The wireless device enables the transmission of full broadband brain signals while consuming a small amount of power. Batteries last for up to 36 hours. Nurmikko Lab, Brown University

The new study marks another significant advance by researchers with the BrainGate consortium, an interdisciplinary group of researchers from Brown, Stanford, Case Western Reserve universities, and the Providence Veterans Affairs Medical Center and Massachusetts General Hospital. In 2012, the team published landmark research in which clinical trial participants were able, for the first time, to operate multidimensional robotic prosthetics using a BCI. That work has been followed by a steady stream of refinements to the system, as well as new clinical breakthroughs that have enabled people to type on computers, use tablet apps and even move their own paralyzed limbs.

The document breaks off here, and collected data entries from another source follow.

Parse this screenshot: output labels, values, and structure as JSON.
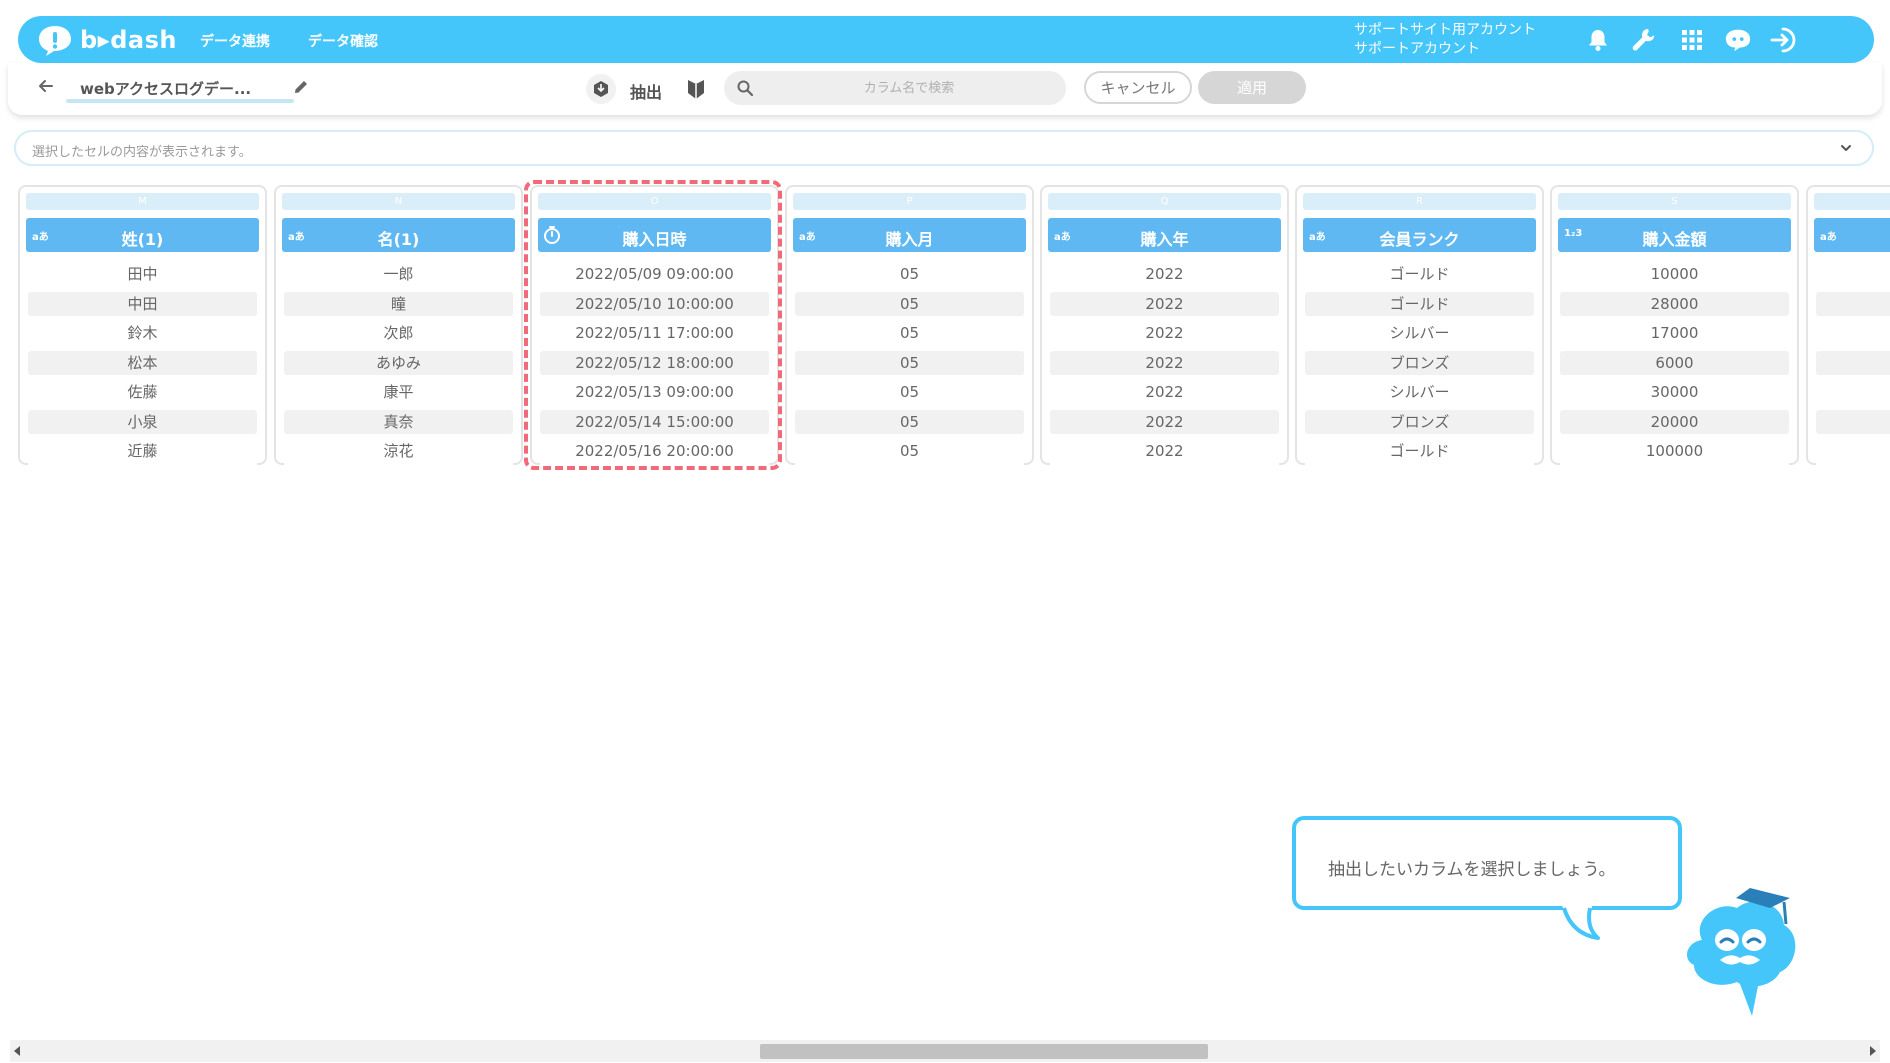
{
  "header": {
    "logo_text": "b▸dash",
    "nav": [
      "データ連携",
      "データ確認"
    ],
    "account_line1": "サポートサイト用アカウント",
    "account_line2": "サポートアカウント",
    "icons": [
      "bell-icon",
      "wrench-icon",
      "apps-grid-icon",
      "chat-icon",
      "logout-icon"
    ]
  },
  "toolbar": {
    "doc_title": "webアクセスログデー...",
    "mode_label": "抽出",
    "search_placeholder": "カラム名で検索",
    "cancel_label": "キャンセル",
    "apply_label": "適用"
  },
  "cell_bar": {
    "placeholder": "選択したセルの内容が表示されます。"
  },
  "columns": [
    {
      "letter": "M",
      "type": "aあ",
      "name": "姓(1)",
      "values": [
        "田中",
        "中田",
        "鈴木",
        "松本",
        "佐藤",
        "小泉",
        "近藤"
      ]
    },
    {
      "letter": "N",
      "type": "aあ",
      "name": "名(1)",
      "values": [
        "一郎",
        "瞳",
        "次郎",
        "あゆみ",
        "康平",
        "真奈",
        "涼花"
      ]
    },
    {
      "letter": "O",
      "type": "datetime",
      "name": "購入日時",
      "values": [
        "2022/05/09 09:00:00",
        "2022/05/10 10:00:00",
        "2022/05/11 17:00:00",
        "2022/05/12 18:00:00",
        "2022/05/13 09:00:00",
        "2022/05/14 15:00:00",
        "2022/05/16 20:00:00"
      ]
    },
    {
      "letter": "P",
      "type": "aあ",
      "name": "購入月",
      "values": [
        "05",
        "05",
        "05",
        "05",
        "05",
        "05",
        "05"
      ]
    },
    {
      "letter": "Q",
      "type": "aあ",
      "name": "購入年",
      "values": [
        "2022",
        "2022",
        "2022",
        "2022",
        "2022",
        "2022",
        "2022"
      ]
    },
    {
      "letter": "R",
      "type": "aあ",
      "name": "会員ランク",
      "values": [
        "ゴールド",
        "ゴールド",
        "シルバー",
        "ブロンズ",
        "シルバー",
        "ブロンズ",
        "ゴールド"
      ]
    },
    {
      "letter": "S",
      "type": "1₂3",
      "name": "購入金額",
      "values": [
        "10000",
        "28000",
        "17000",
        "6000",
        "30000",
        "20000",
        "100000"
      ]
    },
    {
      "letter": "",
      "type": "aあ",
      "name": "",
      "values": [
        "",
        "",
        "",
        "",
        "",
        "",
        ""
      ]
    }
  ],
  "tooltip": {
    "text": "抽出したいカラムを選択しましょう。"
  },
  "colors": {
    "brand": "#44c6fb",
    "column_header": "#5fb8f2",
    "highlight": "#f06a7a"
  }
}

"The evolution of intracortical BCIs from requiring a wire cable to instead using a miniature wireless transmitter is a major step toward functional use of fully implanted, high-performance neural interfaces," said study co-author Sharlene Flesher, who was a postdoctoral fellow at Stanford and is now a hardware engineer at Apple. "As the field heads toward reducing transmitted bandwidth while preserving the accuracy of assistive device control, this study may be one of few that captures the full breadth of cortical signals for extended periods, including during practical BCI use."

The new wireless technology is already paying dividends in unexpected ways, the researchers say. Because participants can use the wireless device in their homes without a technician on hand to maintain the wired connection, the BrainGate team has been able to continue their work during the COVID-19 pandemic.

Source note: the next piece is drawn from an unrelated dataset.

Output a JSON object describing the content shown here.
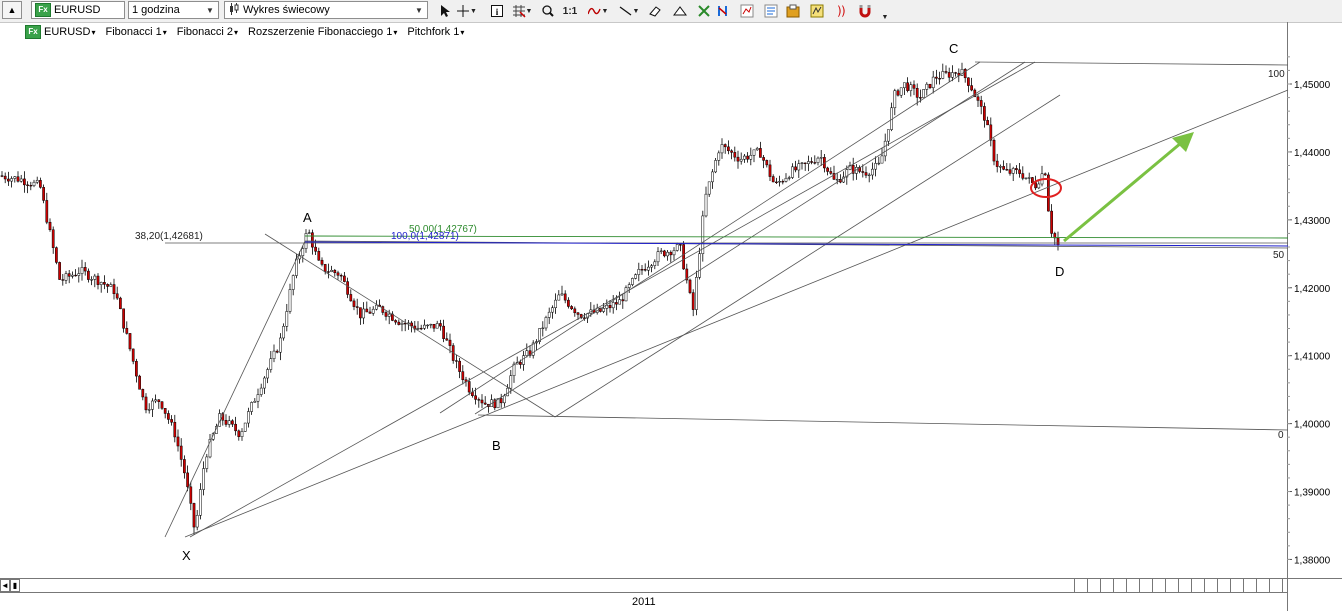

"In March 2020, it became clear that we would not be able to visit our research participants' homes," said Hochberg, who is also a critical care neurologist at Massachusetts General Hospital and director of the V.A. Rehabilitation Research and Development Center for Neurorestoration and Neurotechnology. "But by training caregivers how to establish the wireless connection, a trial participant was able to use the BCI without members of our team physically being there. So not only were we able to continue our research, this technology allowed us to continue with the full bandwidth and fidelity that we had before."

Simeral noted that "Multiple companies have wonderfully entered the BCI field, and some have already demonstrated human use of low-bandwidth wireless systems, including some that are fully implanted. In this report, we're excited to have used a high-bandwidth wireless system that advances the scientific and clinical capabilities for future systems."